Let us be clear: this is not a polite constitutional tweak. This is a decapitation. The president, who shall remain nameless here because his name is now less relevant than the brand of gin in the parliamentary bar, has seen his ability to hire and fire ministers at whim, dissolve the Assembly, and call referendums without parliamentary approval removed like a rotten tooth. The MPs, emboldened by a public that has grown tired of watching their leader treat the constitution like a doormat, have effectively put the man in a gilded cage and thrown away the key.
The opposition, a motley crew of former allies and professional grudge-holders, have been dancing a jig on the table of the national assembly. Their leader, a man whose smile is only slightly less unsettling than his handshake, declared that 'the people have won.' This, of course, is a statement that should be subjected to the same scrutiny as a politician's promise to lower taxes. But for now, the streets of Dakar are filled with a cautious joy, the kind you see when a dictator's statue is being pulled down by a crane but no one is quite sure if the cable will hold.
This is a coup, gentle reader, but a democratic one. A velvet revolution dressed in the tweed of parliamentary procedure.
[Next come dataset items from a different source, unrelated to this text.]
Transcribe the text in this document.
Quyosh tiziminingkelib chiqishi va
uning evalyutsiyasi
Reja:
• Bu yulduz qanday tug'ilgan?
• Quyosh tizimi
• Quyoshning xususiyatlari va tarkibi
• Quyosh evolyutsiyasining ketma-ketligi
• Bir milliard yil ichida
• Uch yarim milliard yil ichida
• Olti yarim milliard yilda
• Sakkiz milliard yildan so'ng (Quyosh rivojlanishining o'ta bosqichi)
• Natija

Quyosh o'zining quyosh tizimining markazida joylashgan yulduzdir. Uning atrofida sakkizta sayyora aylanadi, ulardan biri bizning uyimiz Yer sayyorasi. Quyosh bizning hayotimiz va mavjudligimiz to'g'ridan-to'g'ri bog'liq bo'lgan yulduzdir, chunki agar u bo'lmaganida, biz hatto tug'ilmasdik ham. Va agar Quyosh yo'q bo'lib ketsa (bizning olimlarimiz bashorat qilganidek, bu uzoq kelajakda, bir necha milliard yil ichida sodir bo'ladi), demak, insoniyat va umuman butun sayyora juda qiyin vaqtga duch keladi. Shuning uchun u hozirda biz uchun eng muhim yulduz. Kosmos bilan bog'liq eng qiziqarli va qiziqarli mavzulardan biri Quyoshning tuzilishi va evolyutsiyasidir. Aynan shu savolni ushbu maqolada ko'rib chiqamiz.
The president, who has ruled with the iron fist of a man who believes his own propaganda, now faces a future as a constitutional monarch without the crown. His powers have been repossessed like a luxury car whose payments were overdue. The question now is whether the beast of executive overreach has been truly tamed or merely startled. The IMF, World Bank, and other international lenders are watching with the nervous intensity of a man who has placed a bet on a three-legged camel. Will Senegal's democracy now gallop forward or stumble into the sand?
What happens next? The president may try to fight back, using the courts or the army. But the army, a notoriously cautious institution, tends to side with whichever faction offers the most palatable pension plan. The people, meanwhile, are intoxicated with the heady wine of parliamentary democracy, a brew that can turn sour if left too long in the sun.
In the grand theatre of African politics, this is a scene that will be replayed in the nightmares of strongmen from Bujumbura to Brazzaville. The message is clear: the era of the omni-potent president is ending. Or is it? As the sun sets over the Atlantic, the gin flows freely in the journalists' quarter, and we wait. The old tyrant is wounded, but not yet dead. And the new order? It is a fragile thing, like a soap bubble balanced on a razor blade.